DeGraw-Cole said the efforts of the women who fought for equality early on —women like her high school basketball coach, Pat Zaccone, who would insist her team take the court when it was time for practice and force the boys team to leave — helped pave the way for the opportunities of today.

"We were more afraid of her" than of whatever reaction the boys would have had, DeGraw-Cole said. "But if she doesn't set that foundation, who knows what might have happened. She had to fight, likely at her own peril, but it helped us achieve what we have today."

Honorees

Both college and high school athletes were honored at the event, all of them chosen by their individual schools as being representative of what it means to be female athletes today, DeGraw-Cole said.

Chelsea James, a senior soccer and basketball player at Howell High School, said she was proud to have been chosen.

"(This) was a good opportunity to learn about how much sports has evolved," said James, who is a point guard and was a forward and utility player on the soccer team. She was accompanied to the luncheon by her mother, Anita, and Howell soccer coach Courtney Kroll. "You can see how much the game has progressed, and I'm glad to be a part of that."

Tori Capestro of Brick Memorial said she was surprised by the selection. "We have so many good athletes," she said.

"Educating younger student athletes about our roots and where we came from is important," said Rienecker, the coordinator of student development for athletes at Montclair State University. She also is president of the New Jersey Association of Intercollegiate Athletics for Women, a position she was drafted into by the athletic director at Montclair State, but one she is glad to fill.

The NJAIAW is the driving force behind the annual luncheon, which has expanded from 300 people a few years ago to the more than 900 in attendance Sunday. It is supported by the Garden State Athletic Conference, the New Jersey Association for Health, Physical Education, Recreation and Dance and Seton Hall University, which has hosted the event for at least three years.

"It's important for these young women to know how these opportunities came to be," she said, not only for them, but for the generations making their way up the sports ranks these days, including her own daughters.

"Title IX does not give you a free pass," Munch told the athletes. "It opens the door. You have to do the work and you have to work hard."

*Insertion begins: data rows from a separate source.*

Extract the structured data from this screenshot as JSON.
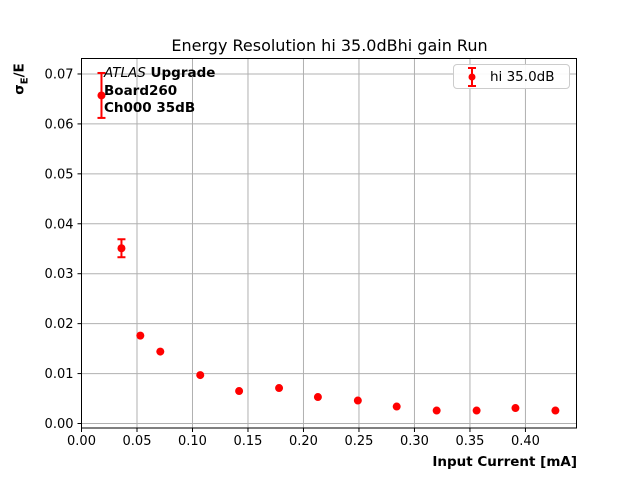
{
  "colors": {
    "series_red": "#ff0000",
    "grid": "#b0b0b0",
    "frame": "#000000",
    "legend_border": "#cccccc",
    "background": "#ffffff"
  },
  "chart_data": {
    "type": "scatter",
    "title": "Energy Resolution hi 35.0dBhi gain Run",
    "xlabel": "Input Current [mA]",
    "ylabel": "σE/E",
    "ylabel_parts": {
      "sigma": "σ",
      "sub": "E",
      "rest": "/E"
    },
    "xlim": [
      0,
      0.446
    ],
    "ylim": [
      -0.0009,
      0.0731
    ],
    "grid": true,
    "x_ticks": [
      0.0,
      0.05,
      0.1,
      0.15,
      0.2,
      0.25,
      0.3,
      0.35,
      0.4
    ],
    "x_tick_labels": [
      "0.00",
      "0.05",
      "0.10",
      "0.15",
      "0.20",
      "0.25",
      "0.30",
      "0.35",
      "0.40"
    ],
    "y_ticks": [
      0.0,
      0.01,
      0.02,
      0.03,
      0.04,
      0.05,
      0.06,
      0.07
    ],
    "y_tick_labels": [
      "0.00",
      "0.01",
      "0.02",
      "0.03",
      "0.04",
      "0.05",
      "0.06",
      "0.07"
    ],
    "legend": {
      "label": "hi 35.0dB",
      "position": "upper right",
      "marker": "errorbar-point"
    },
    "annotation": {
      "line1_italic": "ATLAS",
      "line1_bold": "Upgrade",
      "line2": "Board260",
      "line3": "Ch000 35dB"
    },
    "series": [
      {
        "name": "hi 35.0dB",
        "color": "#ff0000",
        "marker": "circle",
        "points": [
          {
            "x": 0.018,
            "y": 0.0657,
            "yerr": 0.0045
          },
          {
            "x": 0.036,
            "y": 0.0351,
            "yerr": 0.0018
          },
          {
            "x": 0.053,
            "y": 0.0176,
            "yerr": 0
          },
          {
            "x": 0.071,
            "y": 0.0144,
            "yerr": 0
          },
          {
            "x": 0.107,
            "y": 0.0097,
            "yerr": 0
          },
          {
            "x": 0.142,
            "y": 0.0065,
            "yerr": 0
          },
          {
            "x": 0.178,
            "y": 0.0071,
            "yerr": 0
          },
          {
            "x": 0.213,
            "y": 0.0053,
            "yerr": 0
          },
          {
            "x": 0.249,
            "y": 0.0046,
            "yerr": 0
          },
          {
            "x": 0.284,
            "y": 0.0034,
            "yerr": 0
          },
          {
            "x": 0.32,
            "y": 0.0026,
            "yerr": 0
          },
          {
            "x": 0.356,
            "y": 0.0026,
            "yerr": 0
          },
          {
            "x": 0.391,
            "y": 0.0031,
            "yerr": 0
          },
          {
            "x": 0.427,
            "y": 0.0026,
            "yerr": 0
          }
        ]
      }
    ]
  }
}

The following local athletes were honored at the event:

  • Meghan Kelly of Fairleigh Dickenson University-Metro, a Howell High School graduate and bowling team member;
  • Alex Okuniewicz of The College of New Jersey, a Toms River High School South graduate and field hockey player;
  • Elizabeth Lawler of Ocean County College, a Lacey graduate who plays basketball and soccer;
  • Tori Capestro, Brick Memorial, soccer and basketball; Krissy Pike, Brick Township, field hockey, basketball and lacrosse; Chelsea James, Howell, soccer and basketball; Brittany Martino, Lacey, field hockey and softball; Julia Zambrano, Long Branch, field hockey and lacrosse; Carly Davenport, Monsignor Donovan, soccer and basketball; Diana Malanga, St. Rose, soccer and basketball; Chelsey Henderson, Shore Regional, soccer and lacrosse; Samantha Manson, Wall, soccer, bowling and track and field.

DeGraw-Cole noted every member school of the NJSIAA is invited to choose an athlete to be honored. Though the event's organizers continue to look for sponsors, for now schools and attendees are asked to pay for their nominees to pay for the luncheon, which may be deterring participation. She hopes the event will be sponsored in such a way that the athletes and their parents will be able to attend at no cost, she said.

"We are pleased to see so many schools participating," she said. "It's nice (for these young women) to be recognized among their peers in a setting like this."